First-person plural future active indicative in a rhetorical question. voices a collective rhetorical response to the preceding claim. Attached to the question what shall we say. Governed by Paul's argumentative transition. The future form belongs to the question form; Paul's argument supplies the theological direction.

Reader Question

What kind of move is Paul making with this verb? He is voicing a collective rhetorical question, what shall we say?

Translation Effect

Direct: The first-person plural future directly supports English wording such as "shall we say."

Where Caution Is Needed

The future form here functions in a rhetorical question, so it should not be reduced to simple prediction.

Fallacies To Avoid

Future tense always signals a simple future prediction: Context can use the future in a rhetorical question; Paul's argumentative setting decides the force here.

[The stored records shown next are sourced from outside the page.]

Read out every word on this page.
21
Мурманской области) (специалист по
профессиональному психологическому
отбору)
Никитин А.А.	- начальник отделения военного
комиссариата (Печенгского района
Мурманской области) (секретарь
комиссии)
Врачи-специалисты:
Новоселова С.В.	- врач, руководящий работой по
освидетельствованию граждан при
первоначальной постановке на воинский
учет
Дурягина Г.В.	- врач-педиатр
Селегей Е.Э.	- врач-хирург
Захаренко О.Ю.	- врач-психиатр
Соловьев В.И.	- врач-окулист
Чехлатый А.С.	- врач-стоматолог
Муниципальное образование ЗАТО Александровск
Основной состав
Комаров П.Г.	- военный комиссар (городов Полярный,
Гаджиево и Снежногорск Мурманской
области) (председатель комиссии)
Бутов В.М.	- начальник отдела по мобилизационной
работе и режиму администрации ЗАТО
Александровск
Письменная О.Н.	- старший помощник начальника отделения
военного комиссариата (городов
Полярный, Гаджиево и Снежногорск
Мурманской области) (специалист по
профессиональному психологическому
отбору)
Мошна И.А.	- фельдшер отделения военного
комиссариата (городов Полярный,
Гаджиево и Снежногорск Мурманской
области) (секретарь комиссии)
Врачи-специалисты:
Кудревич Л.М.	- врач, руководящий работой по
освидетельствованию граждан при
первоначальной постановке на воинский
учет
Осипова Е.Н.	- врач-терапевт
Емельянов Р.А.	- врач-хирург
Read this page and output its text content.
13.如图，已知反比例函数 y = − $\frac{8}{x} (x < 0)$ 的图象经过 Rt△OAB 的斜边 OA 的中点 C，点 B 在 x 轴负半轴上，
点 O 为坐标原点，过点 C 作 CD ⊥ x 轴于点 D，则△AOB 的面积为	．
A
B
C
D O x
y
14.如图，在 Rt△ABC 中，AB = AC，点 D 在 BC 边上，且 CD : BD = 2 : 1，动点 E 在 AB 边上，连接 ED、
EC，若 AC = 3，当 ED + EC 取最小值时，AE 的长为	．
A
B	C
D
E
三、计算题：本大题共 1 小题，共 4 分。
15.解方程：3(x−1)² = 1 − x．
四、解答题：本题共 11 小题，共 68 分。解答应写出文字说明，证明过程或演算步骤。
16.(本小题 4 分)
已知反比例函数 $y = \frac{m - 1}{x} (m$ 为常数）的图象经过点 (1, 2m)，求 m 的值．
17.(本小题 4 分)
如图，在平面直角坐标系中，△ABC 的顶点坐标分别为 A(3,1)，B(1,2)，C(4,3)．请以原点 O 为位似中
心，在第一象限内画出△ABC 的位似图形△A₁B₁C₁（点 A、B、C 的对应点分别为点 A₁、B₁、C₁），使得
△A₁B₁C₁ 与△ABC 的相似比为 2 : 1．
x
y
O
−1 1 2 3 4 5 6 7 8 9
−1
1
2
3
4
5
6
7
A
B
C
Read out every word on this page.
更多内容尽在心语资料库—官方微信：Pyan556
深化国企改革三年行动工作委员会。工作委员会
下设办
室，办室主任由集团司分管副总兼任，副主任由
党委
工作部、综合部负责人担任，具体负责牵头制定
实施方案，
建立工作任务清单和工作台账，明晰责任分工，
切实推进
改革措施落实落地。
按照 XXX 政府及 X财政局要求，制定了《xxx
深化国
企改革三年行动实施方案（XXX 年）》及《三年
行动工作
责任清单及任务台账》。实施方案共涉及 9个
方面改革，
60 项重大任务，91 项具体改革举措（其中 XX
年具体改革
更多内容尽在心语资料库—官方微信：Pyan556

How The Interpretation Is Derived

Textual Witness

The Scrivener 1894 text in Romans 3:5 reads ἐροῦμεν within the question, 'τί ἐροῦμεν;'.

Lexical Identity

The lexeme ἐρέω carries the basic sense of saying or speaking, so the form contributes the idea of verbal response.

Grammar In Context

The first person plural form sounds like a shared speaker's question, but the verse uses it to press the logic of the objection.

Passage Meaning

In this verse, the form helps ask what one can properly say if human unrighteousness highlights God's righteousness.

Canonical Fit

Within Romans 3, the question serves Paul's wider argument by staging and then testing a possible objection.

Communication Use

For readers, the form signals a conversational, argumentative turn rather than simple narration.

Do Not Derive

Do not derive certainty about who speaks beyond the rhetorical setting, and do not make tense alone carry the whole meaning.